Thomas Coutrot : « On ne sortira pas de l’austérité par la guerre »
TRIBUNE. Il est illusoire d’imaginer que les crédits alloués à la sécurité ne seront pas compensés par des restrictions supplémentaires dans les budgets sociaux et les services publics.
dans l’hebdo N° 1379 Acheter ce numéro
Trois jours après les attentats du 13 novembre, François Hollande a annoncé une hausse exceptionnelle des effectifs de sécurité de l’État : 5 000 postes créés dans la police et la gendarmerie, 2 500 dans la justice (notamment dans l’administration pénitentiaire) et 1 000 dans les douanes, pour faire face au renforcement des contrôles aux frontières.

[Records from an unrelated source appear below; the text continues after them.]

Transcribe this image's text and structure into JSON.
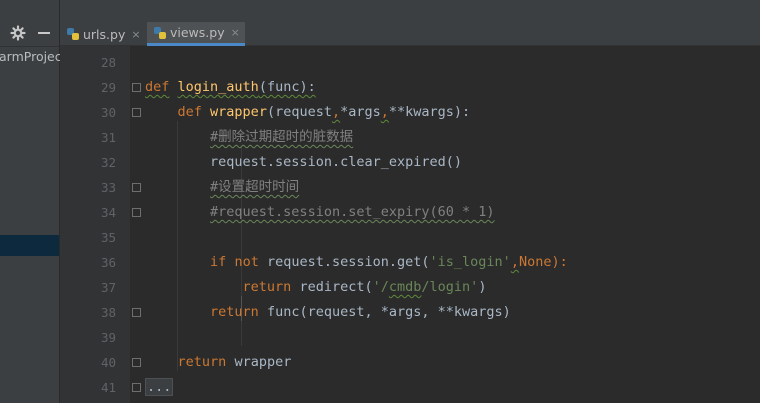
{
  "project_panel": {
    "label": "armProject",
    "settings_icon": "gear-icon",
    "collapse_icon": "minus-icon"
  },
  "tabs": [
    {
      "name": "urls.py",
      "close": "×",
      "active": false
    },
    {
      "name": "views.py",
      "close": "×",
      "active": true
    }
  ],
  "editor": {
    "line_numbers": [
      "28",
      "29",
      "30",
      "31",
      "32",
      "33",
      "34",
      "35",
      "36",
      "37",
      "38",
      "39",
      "40",
      "41"
    ],
    "lines": {
      "l29": {
        "kw": "def",
        "fn": "login_auth",
        "rest": "(func):"
      },
      "l30": {
        "kw": "def",
        "fn": "wrapper",
        "a": "(request",
        "b": ",",
        "c": "*args",
        "d": ",",
        "e": "**kwargs):"
      },
      "l31": {
        "comment": "#删除过期超时的脏数据"
      },
      "l32": {
        "text": "request.session.clear_expired()"
      },
      "l33": {
        "comment": "#设置超时时间"
      },
      "l34": {
        "comment": "#request.session.set_expiry(60 * 1)"
      },
      "l36": {
        "kw1": "if",
        "kw2": "not",
        "a": "request.session.get(",
        "str": "'is_login'",
        "b": ",",
        "c": "None):"
      },
      "l37": {
        "kw": "return",
        "a": "redirect(",
        "s1": "'/",
        "s2": "cmdb",
        "s3": "/login'",
        "b": ")"
      },
      "l38": {
        "kw": "return",
        "text": "func(request, *args, **kwargs)"
      },
      "l40": {
        "kw": "return",
        "text": "wrapper"
      },
      "l41": {
        "folded": "..."
      }
    }
  },
  "colors": {
    "background": "#2b2b2b",
    "keyword": "#cc7832",
    "function": "#ffc66d",
    "comment": "#808080",
    "string": "#6a8759",
    "active_tab_underline": "#4a88c7"
  }
}
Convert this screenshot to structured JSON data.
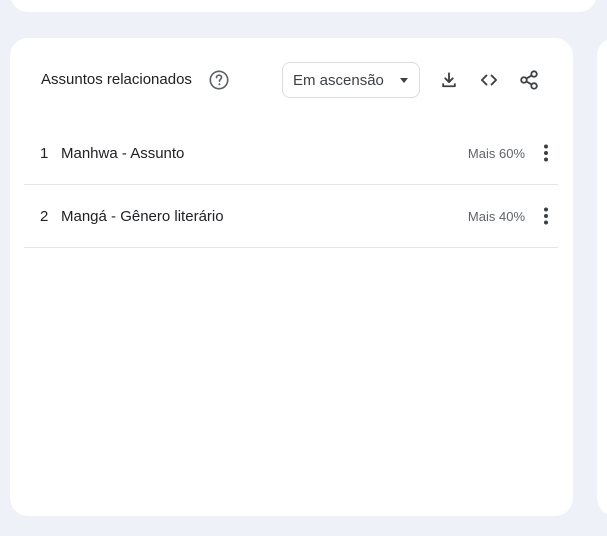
{
  "panel": {
    "title": "Assuntos relacionados",
    "help_icon": "help-circle-icon",
    "filter_select": {
      "selected": "Em ascensão"
    },
    "toolbar_icons": [
      "download-icon",
      "embed-code-icon",
      "share-icon"
    ],
    "items": [
      {
        "rank": "1",
        "label": "Manhwa - Assunto",
        "value": "Mais 60%",
        "menu_icon": "more-vert-icon"
      },
      {
        "rank": "2",
        "label": "Mangá - Gênero literário",
        "value": "Mais 40%",
        "menu_icon": "more-vert-icon"
      }
    ]
  },
  "colors": {
    "page_background": "#eef2f8",
    "card_background": "#ffffff",
    "divider": "#e6e6e6",
    "icon": "#3c4043",
    "secondary_text": "#5f6368"
  }
}
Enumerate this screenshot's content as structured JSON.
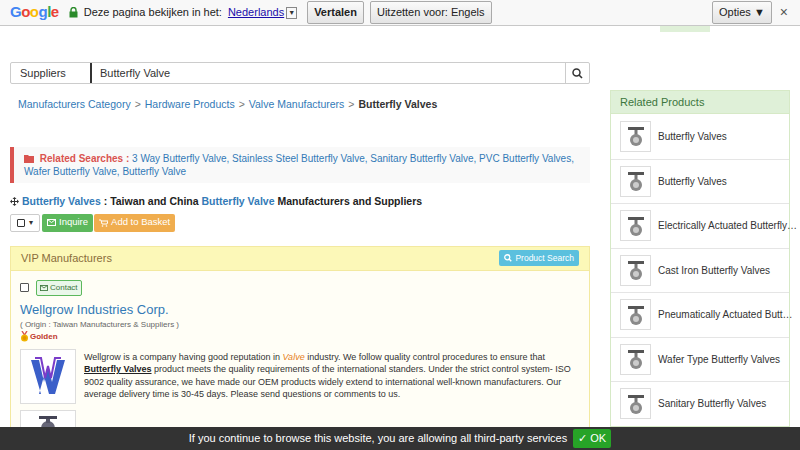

Pour financer ces annonces, le Président devra renoncer à l’objectif de réduire le déficit public à 3 % du PIB en 2017, chiffre qui devait être atteint… en 2013, d’après les promesses du candidat Hollande en 2012. En affirmant que « le pacte de sécurité l’emporte aujourd’hui sur le pacte de stabilité » et le traité budgétaire, imposant aux États de l’Union européenne de renoncer à tout déficit public, il a semblé défier la Commission européenne. Une partie de la gauche critique s’en est réjouie. Mais la Commission, montrant une mansuétude inhabituelle, a indiqué qu’elle « comprenait » les autorités françaises, car des « flexibilités » existaient dans les traités. L’expérience des années Bush nous avait déjà montré comment néolibéraux et faucons sécuritaires pouvaient fort bien s’entendre. Le son des canons étouffe les cris contre l’injustice sociale. Les dominants parient que les démunis se rangeront sous leur aile protectrice. Il y a exactement vingt ans, le succès triomphal de la Haine, le film de Mathieu Kassovitz, pouvait laisser croire que la société française commençait à prendre conscience du problème. Le Premier ministre d’alors, Alain Juppé, l’avait fait projeter à son cabinet. Depuis, pourtant, jamais les « flexibilités » des traités européens n’ont été employées pour tenter de remédier à la fracture sociale qui creuse des plaies à vif dans notre société. Rien de sérieux n’a été fait contre l’enfermement des jeunes d’origine immigrée dans le chômage et les ghettos. Au contraire, les budgets des services sociaux et des associations ont été réduits, les contrôles systématiques au faciès ont perduré. Les promesses de la gauche – droit de vote des étrangers, CV anonyme, récépissé de contrôle d’identité, lutte sévère contre les discriminations à l’embauche – n’ont jamais été respectées.
À aucun moment depuis le 13 novembre Hollande n’a évoqué la responsabilité des politiques sociales. Comme si trente ans de chômage de masse, de discriminations et de désespérance n’étaient pour rien dans la situation sécuritaire de la France. Comme si on pouvait, trois décennies durant, signifier à toute une fraction de la jeunesse qu’elle est inutile et s’étonner des conséquences. Daech et Al-Qaida ne peuvent que se frotter les mains. L’élection de François Hollande n’a donc rien changé. Les crédits de la Protection judiciaire de la jeunesse (PJJ), sabrés sous Sarkozy (- 6 %, baisse de 600 emplois), n’ont pas été rétablis. Le secteur associatif habilité, qui gère une partie non négligeable des mesures décidées à l’encontre des mineurs par les juges, a vu ses crédits diminuer de plus de 25 % entre 2008 et 2014. Le nombre d’associations est en forte baisse. Concernant l’éducation spécialisée, le CNLAPS, réseau national représentatif de la prévention spécialisée, s’alerte d’une « diminution des budgets (jusqu’à 50 % parfois), des retraits du financement de conseils généraux, voire de la disparition programmée de cette mission de service public qu’est la prévention spécialisée ». De façon globale, selon le Collectif des associations citoyennes (CAC), la réduction des subventions nationales, régionales et locales a provoqué en 2014 40 000 suppressions d’emplois dans les associations, qui pour beaucoup tissent le lien social dans les quartiers populaires.
Il serait illusoire d’imaginer que les « flexibilités » accordées aux budgets de l’armée et de la police ne seront pas payées par des restrictions supplémentaires dans les budgets sociaux et les services publics. Si la Commission ou la BCE oubliaient de le rappeler au gouvernement français, les marchés financiers s’en chargeraient en augmentant les taux d’intérêt sur la dette française. On ne sortira pas de l’austérité grâce à la guerre. « C’est l’histoire d’un homme qui tombe d’un immeuble de cinquante étages. Le mec, au fur et à mesure de sa chute, il se répète sans cesse pour se rassurer : jusqu’ici tout va bien, jusqu’ici tout va bien, jusqu’ici tout va bien… Mais l’important c’est pas la chute, c’est l’atterrissage. » La société française est en train d’atterrir, et ça fait mal.